I began to focus on the fact that I exist to experience life and deserve to do so. I am here not to be something two-dimensional but instead I am here to move through and to shape the world just slightly through what I set out to do. Many of my worries about my disabled body came from what ‘others’ thought of it, but I have come to understand that what ‘others’ think isn’t important compared to the way I viewed myself. My body exists not to appeal to others but to allow me to experience the world.
If I have a good experience of life, I have a good body.
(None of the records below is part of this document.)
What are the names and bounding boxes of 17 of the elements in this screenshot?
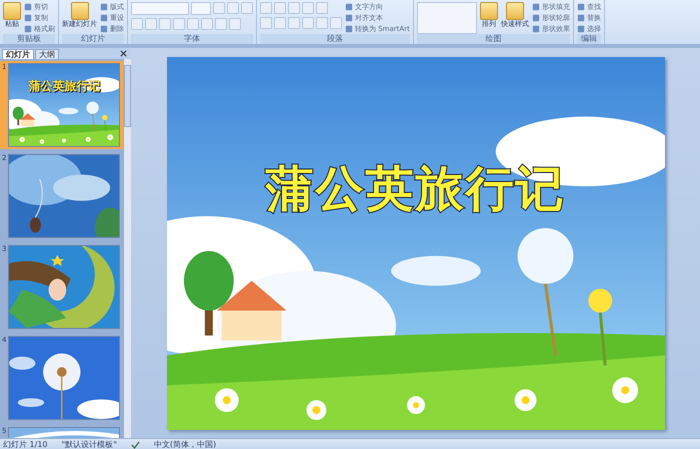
panel-tab[interactable]: 大纲	[35, 48, 59, 58]
font-size-field[interactable]	[191, 2, 211, 15]
language: 中文(简体，中国)	[154, 439, 216, 449]
group-label: 编辑	[576, 34, 601, 44]
group-label: 幻灯片	[62, 34, 124, 44]
shapes-gallery[interactable]	[416, 2, 477, 34]
scrollbar[interactable]	[123, 59, 131, 438]
group-label: 绘图	[416, 34, 570, 44]
slide-counter: 幻灯片 1/10	[3, 439, 48, 449]
spellcheck-icon[interactable]	[130, 440, 140, 448]
font-field[interactable]	[131, 2, 189, 15]
panel-tab[interactable]: 幻灯片	[2, 48, 34, 58]
group-label: 字体	[131, 34, 253, 44]
theme-name: "默认设计模板"	[62, 439, 117, 449]
close-icon[interactable]	[120, 50, 127, 57]
group-label: 剪贴板	[3, 34, 55, 44]
group-label: 段落	[260, 34, 410, 44]
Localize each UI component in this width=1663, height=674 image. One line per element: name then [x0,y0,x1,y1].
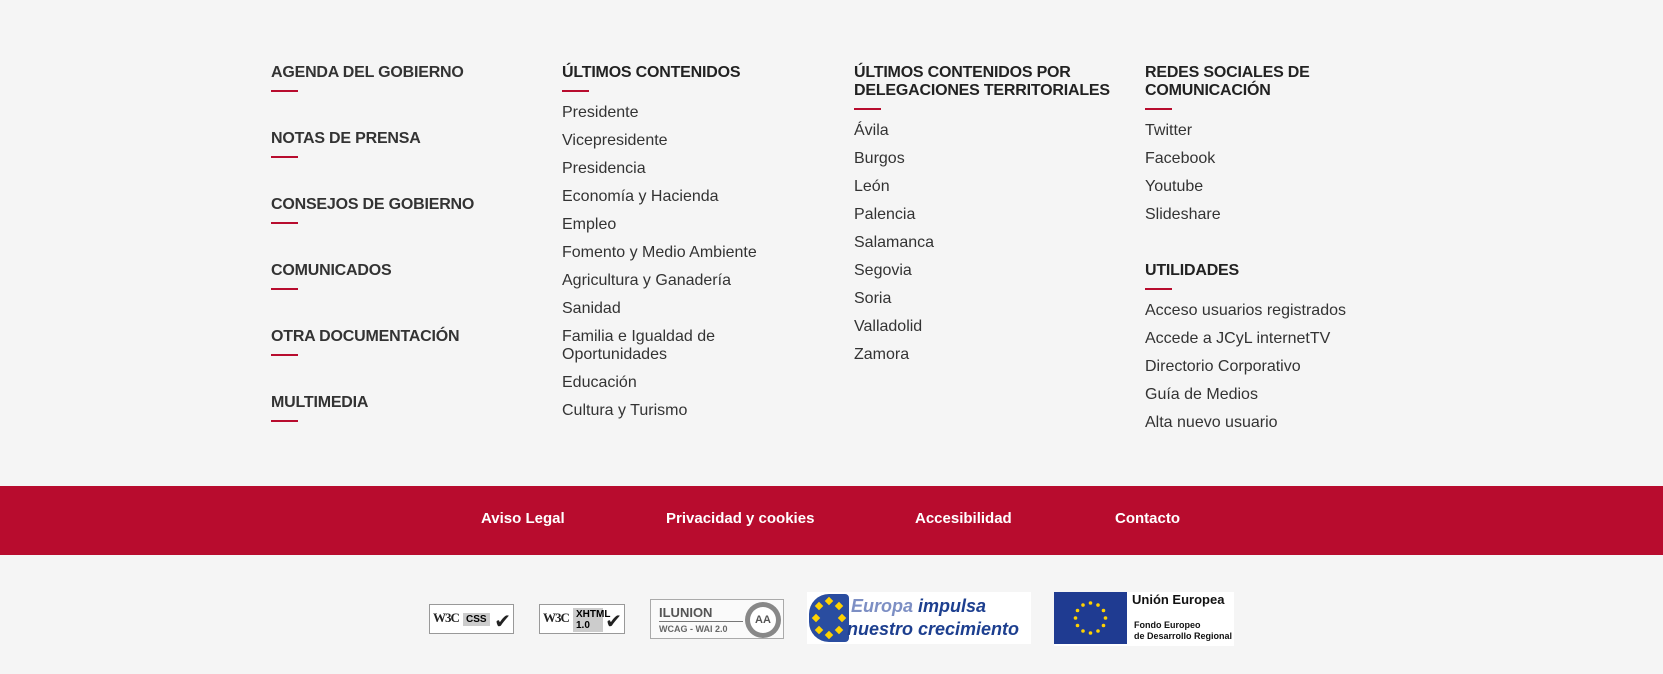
link-sanidad[interactable]: Sanidad [562,300,832,318]
heading-consejos[interactable]: CONSEJOS DE GOBIERNO [271,196,474,214]
union-europea-feder-logo[interactable]: Unión Europea Fondo Europeo de Desarrollo… [1054,592,1234,646]
ilunion-wcag-badge[interactable]: ILUNION WCAG - WAI 2.0 AA [650,599,784,639]
link-guia-medios[interactable]: Guía de Medios [1145,386,1415,404]
column-redes-sociales: REDES SOCIALES DE COMUNICACIÓN Twitter F… [1145,64,1415,442]
link-internettv[interactable]: Accede a JCyL internetTV [1145,330,1415,348]
link-avila[interactable]: Ávila [854,122,1124,140]
link-youtube[interactable]: Youtube [1145,178,1415,196]
eu-stars-icon [809,594,849,642]
ultimos-contenidos-list: Presidente Vicepresidente Presidencia Ec… [562,104,832,420]
link-soria[interactable]: Soria [854,290,1124,308]
link-fomento-medio-ambiente[interactable]: Fomento y Medio Ambiente [562,244,832,262]
eu-flag-icon [1054,592,1127,644]
legal-bar: Aviso Legal Privacidad y cookies Accesib… [0,486,1663,555]
redes-sociales-list: Twitter Facebook Youtube Slideshare [1145,122,1415,224]
heading-notas-prensa[interactable]: NOTAS DE PRENSA [271,130,421,148]
link-presidencia[interactable]: Presidencia [562,160,832,178]
heading-utilidades: UTILIDADES [1145,262,1240,279]
link-cultura-turismo[interactable]: Cultura y Turismo [562,402,832,420]
link-privacidad-cookies[interactable]: Privacidad y cookies [666,510,814,527]
column-government: AGENDA DEL GOBIERNO NOTAS DE PRENSA CONS… [271,64,541,460]
link-empleo[interactable]: Empleo [562,216,832,234]
link-presidente[interactable]: Presidente [562,104,832,122]
heading-ultimos-contenidos: ÚLTIMOS CONTENIDOS [562,64,741,81]
w3c-xhtml-badge[interactable]: W3C XHTML 1.0 ✔ [539,604,625,634]
heading-redes-sociales: REDES SOCIALES DE COMUNICACIÓN [1145,64,1310,99]
heading-agenda[interactable]: AGENDA DEL GOBIERNO [271,64,464,82]
link-valladolid[interactable]: Valladolid [854,318,1124,336]
column-delegaciones: ÚLTIMOS CONTENIDOS POR DELEGACIONES TERR… [854,64,1124,374]
link-acceso-usuarios[interactable]: Acceso usuarios registrados [1145,302,1415,320]
link-leon[interactable]: León [854,178,1124,196]
link-slideshare[interactable]: Slideshare [1145,206,1415,224]
link-agricultura-ganaderia[interactable]: Agricultura y Ganadería [562,272,832,290]
heading-delegaciones: ÚLTIMOS CONTENIDOS POR DELEGACIONES TERR… [854,64,1110,99]
link-vicepresidente[interactable]: Vicepresidente [562,132,832,150]
delegaciones-list: Ávila Burgos León Palencia Salamanca Seg… [854,122,1124,364]
link-zamora[interactable]: Zamora [854,346,1124,364]
link-segovia[interactable]: Segovia [854,262,1124,280]
link-contacto[interactable]: Contacto [1115,510,1180,527]
checkmark-icon: ✔ [605,609,622,633]
utilidades-list: Acceso usuarios registrados Accede a JCy… [1145,302,1415,432]
heading-comunicados[interactable]: COMUNICADOS [271,262,392,280]
footer-columns: AGENDA DEL GOBIERNO NOTAS DE PRENSA CONS… [0,0,1663,486]
w3c-css-badge[interactable]: W3C CSS ✔ [429,604,514,634]
link-facebook[interactable]: Facebook [1145,150,1415,168]
column-ultimos-contenidos: ÚLTIMOS CONTENIDOS Presidente Vicepresid… [562,64,832,430]
europa-impulsa-logo[interactable]: Europa impulsa nuestro crecimiento [807,592,1031,644]
link-palencia[interactable]: Palencia [854,206,1124,224]
link-burgos[interactable]: Burgos [854,150,1124,168]
checkmark-icon: ✔ [494,609,511,633]
link-aviso-legal[interactable]: Aviso Legal [481,510,565,527]
link-directorio[interactable]: Directorio Corporativo [1145,358,1415,376]
aa-level-icon: AA [745,602,781,638]
link-alta-usuario[interactable]: Alta nuevo usuario [1145,414,1415,432]
link-economia-hacienda[interactable]: Economía y Hacienda [562,188,832,206]
link-salamanca[interactable]: Salamanca [854,234,1124,252]
link-accesibilidad[interactable]: Accesibilidad [915,510,1012,527]
heading-otra-documentacion[interactable]: OTRA DOCUMENTACIÓN [271,328,460,346]
link-twitter[interactable]: Twitter [1145,122,1415,140]
link-familia-igualdad[interactable]: Familia e Igualdad de Oportunidades [562,328,732,364]
heading-multimedia[interactable]: MULTIMEDIA [271,394,368,412]
link-educacion[interactable]: Educación [562,374,832,392]
badges-row: W3C CSS ✔ W3C XHTML 1.0 ✔ ILUNION WCAG -… [0,590,1663,646]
Maybe my experiences look different, maybe my function looks different, but that difference does not make my body less valuable. My accident has taught me a form of gratitude that is so tangible I can almost taste it. Never before would I have been grateful for lasting a while without peeing myself, but now a little bit of bladder control feels like a victory. Every muscle that I can still control feels like a gift. My act of defiance is loving a body in which everyone told me I should do my utmost to avoid existing. My disabled body is beautiful and valid.
There is so much work to do changing attitudes, improving representation, and breaking stereotypes. Still, we disabled people have so much to contribute if they’re not further disabled by exclusive attitudes and a lack of access. Through disability pride, we work to make this change, and I am so thankful for it.